Was wir früh lernen – und später nicht mehr hinterfragen

Und von dem, was wir – vor allem wir Mädchen – schon im Kindergarten lernen, fange ich lieber gar nicht erst an.

„Wenn Jungs gemein sind, dann mögen sie dich.“

Ja klar.

Hier habe ich nach ungefähr 40 Jahren immerhin gelernt, dass das kompletter Bullshit ist. Aber das hat verdammt lange gedauert und brachte sehr viele Selbstzweifel und Kummer mit.

Kürzlich sah ich ein Interview eines prominenten Paares (inzwischen geschieden), in dem er Sätze sagte, die mir so unglaublich bekannt vorkamen – und sie hörte sich das mit genau dem gleichen Gesichtsausdruck an, wie ich damals.

Aber das, was er sagte, war einfach nur gemein.

Und ganz ehrlich:
Niemand, der einen anderen Menschen wirklich mag, würde so mit ihm umgehen.
Niemand, der in dir einen „Diamanten“ sieht, verlangt Dinge, die dir nicht guttun.

Red Flags erkennen – worauf du achten kannst

Die Situationen, die du erlebt hast oder noch erlebst, können sich ganz unterschiedlich darstellen. Denn Red Flags sind nicht immer so dunkelrot, dass sie uns direkt ins Auge springen.

Deshalb nimm dir etwas Zeit und beobachte einmal ganz neutral:

👉 Wie sprechen Menschen mit dir?
👉 Wie verhalten sie sich dir gegenüber?

Und vor allem:

👉 Wie fühlt es sich in deinem Körper an?

Wenn es in deiner Brust enger wird oder du dich kleiner, unsicherer oder dümmer fühlst, dann könnte das eine Red Flag sein, natürlich kann sich ein Gefühl auch woanders in deinem Körper bemerkbar machen. Oft erkennen wir alle möglichen Warnzeichen viel besser mit unserem (Bauch)Gefühl, wenn wir wieder lernen darauf zu achten. Also lausche öfter mal in deinen Körper hinein, was er dir „erzählen“ oder zeigen will.
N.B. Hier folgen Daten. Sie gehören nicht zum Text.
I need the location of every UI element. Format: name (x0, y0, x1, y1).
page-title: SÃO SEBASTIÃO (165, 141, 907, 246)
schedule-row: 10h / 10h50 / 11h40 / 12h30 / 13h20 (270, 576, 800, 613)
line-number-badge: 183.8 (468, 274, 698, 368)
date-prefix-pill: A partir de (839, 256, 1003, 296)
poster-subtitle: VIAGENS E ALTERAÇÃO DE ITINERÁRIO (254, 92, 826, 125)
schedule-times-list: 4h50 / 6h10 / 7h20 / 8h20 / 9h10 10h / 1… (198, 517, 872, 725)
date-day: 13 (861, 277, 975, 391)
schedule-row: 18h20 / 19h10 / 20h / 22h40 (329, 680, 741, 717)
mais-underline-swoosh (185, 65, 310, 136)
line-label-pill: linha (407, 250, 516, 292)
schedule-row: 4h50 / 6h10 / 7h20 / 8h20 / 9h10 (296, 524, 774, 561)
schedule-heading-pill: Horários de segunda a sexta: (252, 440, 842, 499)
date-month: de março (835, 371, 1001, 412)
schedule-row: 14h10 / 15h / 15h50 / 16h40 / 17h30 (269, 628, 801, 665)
Vielleicht ist es genau das Signal, das dir zeigt, dass du dort „nichtbleiben“ solltest.

Vielleicht bist du nicht blind – sondern geprägt

Vielleicht geht es gar nicht darum, dass du diese Warnzeichen nicht sehen kannst.

Vielleicht hast du einfach gelernt, sie falsch zu interpretieren.

Und vielleicht ist genau das der Punkt, an dem Veränderung beginnt.